There was no Facebook then, and no World Wide Web instantly to carry the words of judicial denunciation. But the pattern of behaviour remains the same. Youthful social disorder prompts an outcry that demands ‘exemplary’ sentencing by the police and moral entrepreneurs, and the judiciary duly obliges. In other words, the over-the-top sentencing and language mirrors the collective loss of control that it is putatively trying to manage – and with a corresponding lack of interest in the consequences beyond the here and now.
The point is not to play down the seriousness of offences when they occur (although exaggeration is common). But responding to one form of reprehensible collective conduct with an officially-sanctioned version is certain to create further malign consequences, and without even coming close to dealing with the issue of causation.
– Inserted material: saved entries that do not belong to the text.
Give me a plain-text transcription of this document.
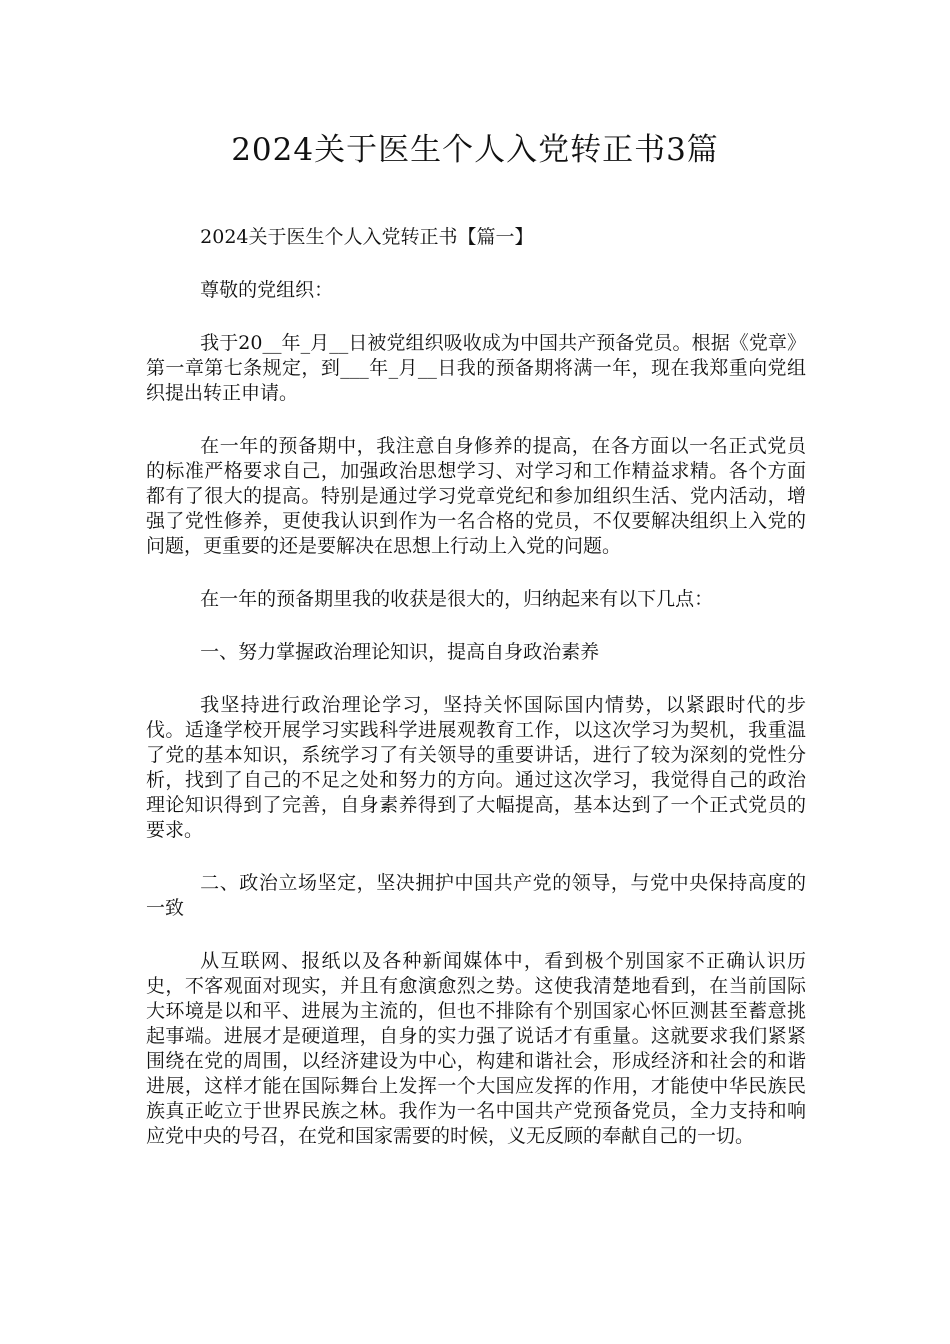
2024关于医生个人入党转正书3篇

2024关于医生个人入党转正书【篇一】

尊敬的党组织：

我于20__年_月__日被党组织吸收成为中国共产预备党员。根据《党章》第一章第七条规定，到___年_月__日我的预备期将满一年，现在我郑重向党组织提出转正申请。

在一年的预备期中，我注意自身修养的提高，在各方面以一名正式党员的标准严格要求自己，加强政治思想学习、对学习和工作精益求精。各个方面都有了很大的提高。特别是通过学习党章党纪和参加组织生活、党内活动，增强了党性修养，更使我认识到作为一名合格的党员，不仅要解决组织上入党的问题，更重要的还是要解决在思想上行动上入党的问题。

在一年的预备期里我的收获是很大的，归纳起来有以下几点：

一、努力掌握政治理论知识，提高自身政治素养

我坚持进行政治理论学习，坚持关怀国际国内情势，以紧跟时代的步伐。适逢学校开展学习实践科学进展观教育工作，以这次学习为契机，我重温了党的基本知识，系统学习了有关领导的重要讲话，进行了较为深刻的党性分析，找到了自己的不足之处和努力的方向。通过这次学习，我觉得自己的政治理论知识得到了完善，自身素养得到了大幅提高，基本达到了一个正式党员的要求。

二、政治立场坚定，坚决拥护中国共产党的领导，与党中央保持高度的一致

从互联网、报纸以及各种新闻媒体中，看到极个别国家不正确认识历史，不客观面对现实，并且有愈演愈烈之势。这使我清楚地看到，在当前国际大环境是以和平、进展为主流的，但也不排除有个别国家心怀叵测甚至蓄意挑起事端。进展才是硬道理，自身的实力强了说话才有重量。这就要求我们紧紧围绕在党的周围，以经济建设为中心，构建和谐社会，形成经济和社会的和谐进展，这样才能在国际舞台上发挥一个大国应发挥的作用，才能使中华民族民族真正屹立于世界民族之林。我作为一名中国共产党预备党员，全力支持和响应党中央的号召，在党和国家需要的时候，义无反顾的奉献自己的一切。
The conservative UK Justice Secretary Kenneth Clarke only recently argued that:
‘Prisons are not hotels, they are not comfortable, they are overcrowded, they are noisy. Anyone who visits a prison soon realises the prevailing atmosphere is one of stupefying boredom on the part of inmates.'
It is just very, very bad value for taxpayers’ money to keep banging them up and warehousing them in overcrowded prisons where most of them get toughened up’.
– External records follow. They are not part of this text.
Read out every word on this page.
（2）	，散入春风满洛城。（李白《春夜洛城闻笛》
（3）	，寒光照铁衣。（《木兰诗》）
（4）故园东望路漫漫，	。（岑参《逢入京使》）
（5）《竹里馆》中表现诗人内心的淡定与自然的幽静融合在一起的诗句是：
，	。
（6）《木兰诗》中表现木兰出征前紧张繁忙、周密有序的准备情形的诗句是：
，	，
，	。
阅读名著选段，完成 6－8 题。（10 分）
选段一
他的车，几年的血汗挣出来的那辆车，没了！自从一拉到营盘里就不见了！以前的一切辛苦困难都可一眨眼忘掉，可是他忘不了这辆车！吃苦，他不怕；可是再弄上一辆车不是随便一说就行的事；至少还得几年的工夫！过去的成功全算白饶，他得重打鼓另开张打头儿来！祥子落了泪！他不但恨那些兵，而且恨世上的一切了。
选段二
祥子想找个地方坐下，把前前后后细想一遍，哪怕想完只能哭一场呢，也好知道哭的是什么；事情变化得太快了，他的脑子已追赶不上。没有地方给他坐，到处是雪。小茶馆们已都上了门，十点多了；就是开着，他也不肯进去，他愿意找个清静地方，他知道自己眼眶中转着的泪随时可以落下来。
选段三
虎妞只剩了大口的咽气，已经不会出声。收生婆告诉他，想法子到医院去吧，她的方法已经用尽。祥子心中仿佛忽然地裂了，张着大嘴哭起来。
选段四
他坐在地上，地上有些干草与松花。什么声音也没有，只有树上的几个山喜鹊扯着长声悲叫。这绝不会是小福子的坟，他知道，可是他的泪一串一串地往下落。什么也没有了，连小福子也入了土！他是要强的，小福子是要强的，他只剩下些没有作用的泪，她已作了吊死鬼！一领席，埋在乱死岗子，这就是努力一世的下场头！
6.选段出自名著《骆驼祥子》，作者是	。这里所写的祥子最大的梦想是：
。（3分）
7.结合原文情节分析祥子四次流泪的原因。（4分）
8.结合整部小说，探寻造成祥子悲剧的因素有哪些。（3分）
After the Riots and all the calls for more incarceration and longer sentences, the prison problem identified by Clarke must become worse. Where will the next tranche of offenders from the next round of riots (for those UK politicians and journalists with short attention spans, these have occurred in some form, more than once, every decade in and beyond living memory) be housed? The answer cannot lie with another bout of judicial gang tackling.
David Rowe is Professor of Cultural Research at the University of Western Sydney, and author of ‘The Concept of the Moral Panic: An Historico-Sociological Positioning’, in David Lemmings and Claire Walker (eds) (2009), Moral Panics, the Press and the Law. New York and Houndmills, UK: Palgrave Macmillan, pp. 22-40.